The Family Research Council’s nine-page comment letter on the proposed rule questions the benefits of gender affirmative care and likens being transgender to having a mental illness.
“[T]hese practices should be put on hold until better evidence exists, but they should certainly not be encouraged through the current proposed rule,” Jennifer Bauwens, director of the Center for Family Studies at Family Research Council, wrote in the council’s comment.
The Heritage Foundation also disputes the validity of gender-affirmative care in its comments on the proposed rule. The foundation’s Jared Eckert argued that some health services for transgender individuals, such as puberty blockers, could be detrimental to a person’s long-term mental health.
Discrimination in insurance signups
Another policy in the rule aimed at limiting discrimination is well-liked by insurers and advocates alike.
The policy under consideration also would ban sexual and gender discrimination when it comes to health insurance signups. In 2020, the Department of Health and Human Services removed sexual orientation and gender identity from the 2010 health care law’s nondiscrimination protections.

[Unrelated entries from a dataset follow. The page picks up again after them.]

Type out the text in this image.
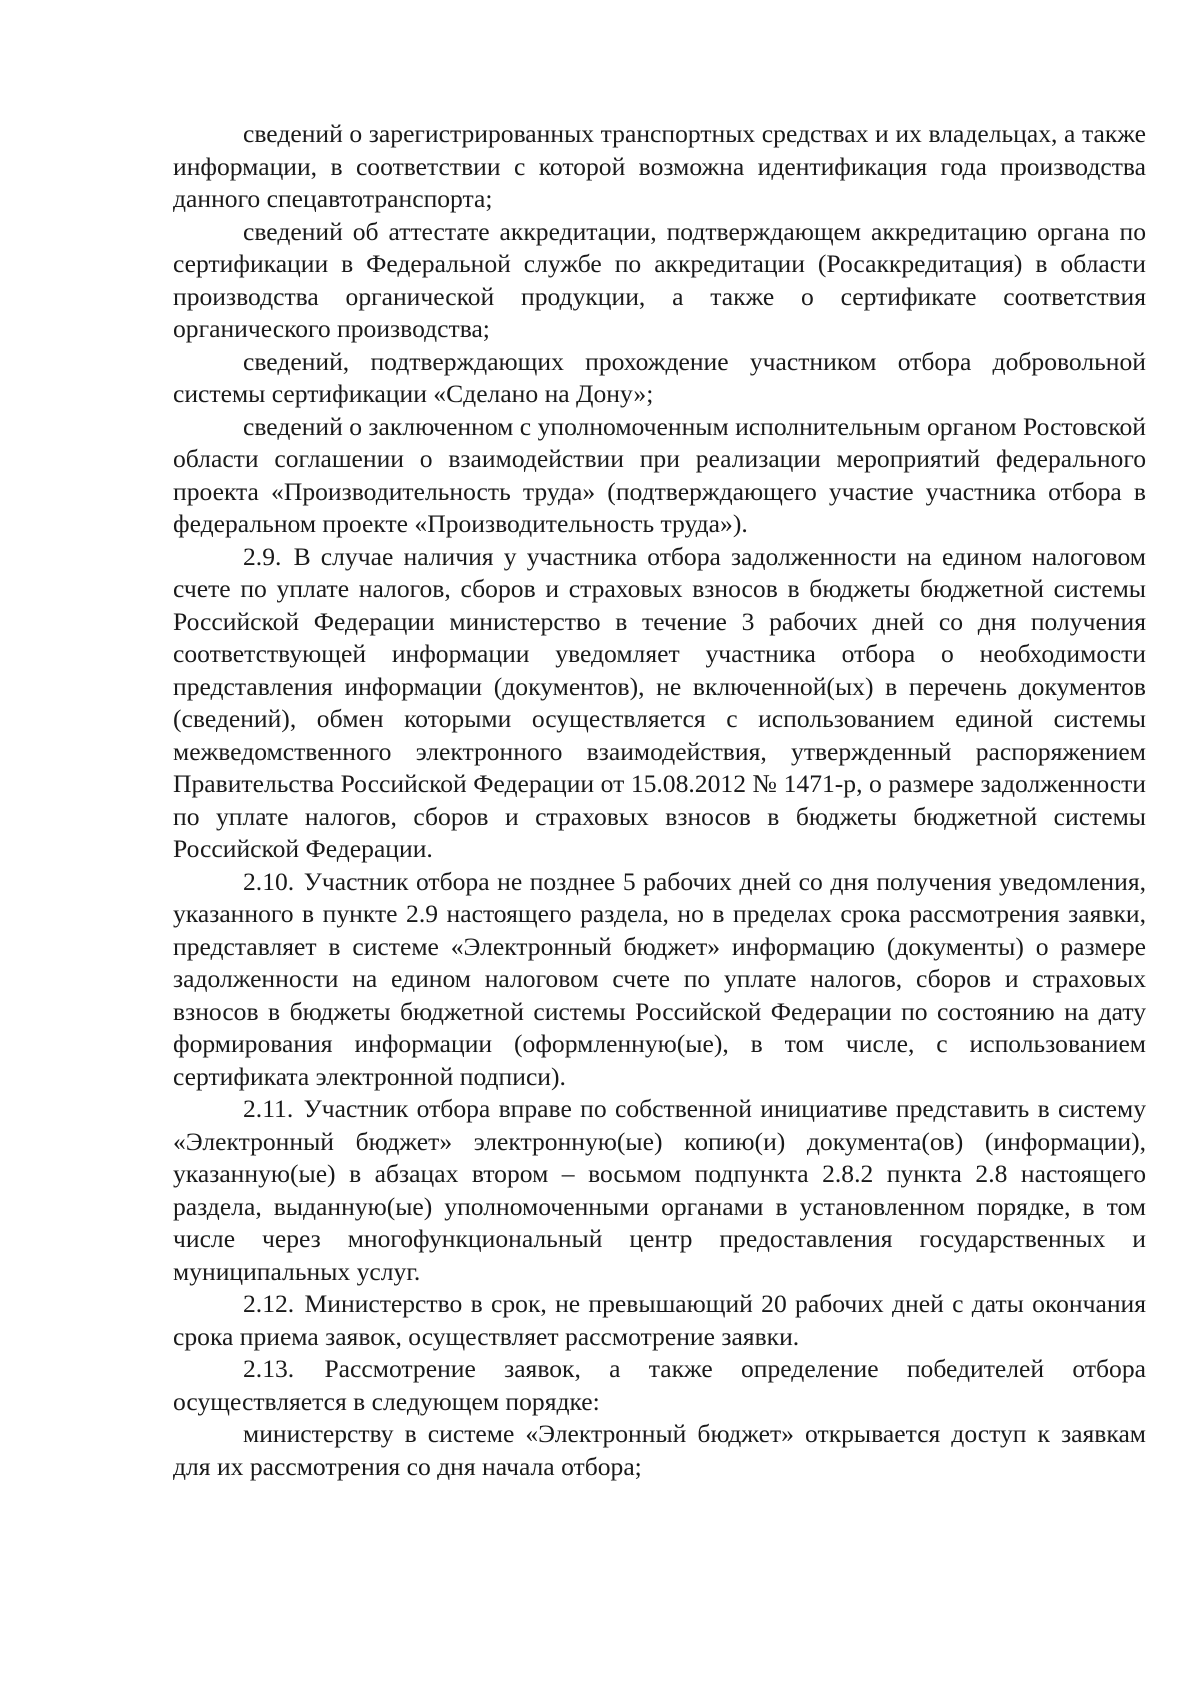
сведений о зарегистрированных транспортных средствах и их владельцах, а также информации, в соответствии с которой возможна идентификация года производства данного спецавтотранспорта;

сведений об аттестате аккредитации, подтверждающем аккредитацию органа по сертификации в Федеральной службе по аккредитации (Росаккредитация) в области производства органической продукции, а также о сертификате соответствия органического производства;

сведений, подтверждающих прохождение участником отбора добровольной системы сертификации «Сделано на Дону»;

сведений о заключенном с уполномоченным исполнительным органом Ростовской области соглашении о взаимодействии при реализации мероприятий федерального проекта «Производительность труда» (подтверждающего участие участника отбора в федеральном проекте «Производительность труда»).

2.9. В случае наличия у участника отбора задолженности на едином налоговом счете по уплате налогов, сборов и страховых взносов в бюджеты бюджетной системы Российской Федерации министерство в течение 3 рабочих дней со дня получения соответствующей информации уведомляет участника отбора о необходимости представления информации (документов), не включенной(ых) в перечень документов (сведений), обмен которыми осуществляется с использованием единой системы межведомственного электронного взаимодействия, утвержденный распоряжением Правительства Российской Федерации от 15.08.2012 № 1471-р, о размере задолженности по уплате налогов, сборов и страховых взносов в бюджеты бюджетной системы Российской Федерации.

2.10. Участник отбора не позднее 5 рабочих дней со дня получения уведомления, указанного в пункте 2.9 настоящего раздела, но в пределах срока рассмотрения заявки, представляет в системе «Электронный бюджет» информацию (документы) о размере задолженности на едином налоговом счете по уплате налогов, сборов и страховых взносов в бюджеты бюджетной системы Российской Федерации по состоянию на дату формирования информации (оформленную(ые), в том числе, с использованием сертификата электронной подписи).

2.11. Участник отбора вправе по собственной инициативе представить в систему «Электронный бюджет» электронную(ые) копию(и) документа(ов) (информации), указанную(ые) в абзацах втором – восьмом подпункта 2.8.2 пункта 2.8 настоящего раздела, выданную(ые) уполномоченными органами в установленном порядке, в том числе через многофункциональный центр предоставления государственных и муниципальных услуг.

2.12. Министерство в срок, не превышающий 20 рабочих дней с даты окончания срока приема заявок, осуществляет рассмотрение заявки.

2.13. Рассмотрение заявок, а также определение победителей отбора осуществляется в следующем порядке:

министерству в системе «Электронный бюджет» открывается доступ к заявкам для их рассмотрения со дня начала отбора;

The new proposal would prohibit marketplaces, brokers and agents from discriminating based on sexual orientation or gender identity.
Like the rules for insurers, CMS rules previously prohibited discrimination in health insurance signups before the Trump administration removed gender identity and sexual orientation from nondiscrimination protections.
Insurers, lawmakers and health care stakeholders all uniformly welcomed this policy reversal, saying the change was overdue and would reduce discrimination in health care.
“This policy will expand access to health coverage, decrease health inequities, and lead to improved outcomes in the LGBTQI+ community,” Democratic health committee leaders in the House and Senate told the Biden administration in their comment letter.
America’s Health Insurance Plans also voiced support for the proposal and urged HHS to finalize this policy as proposed.
“Every American deserves access to high-quality, affordable health care, regardless of race, color, national origin, sex, gender identity, sexual orientation, age, or disability,” AHIP wrote in its comment letter.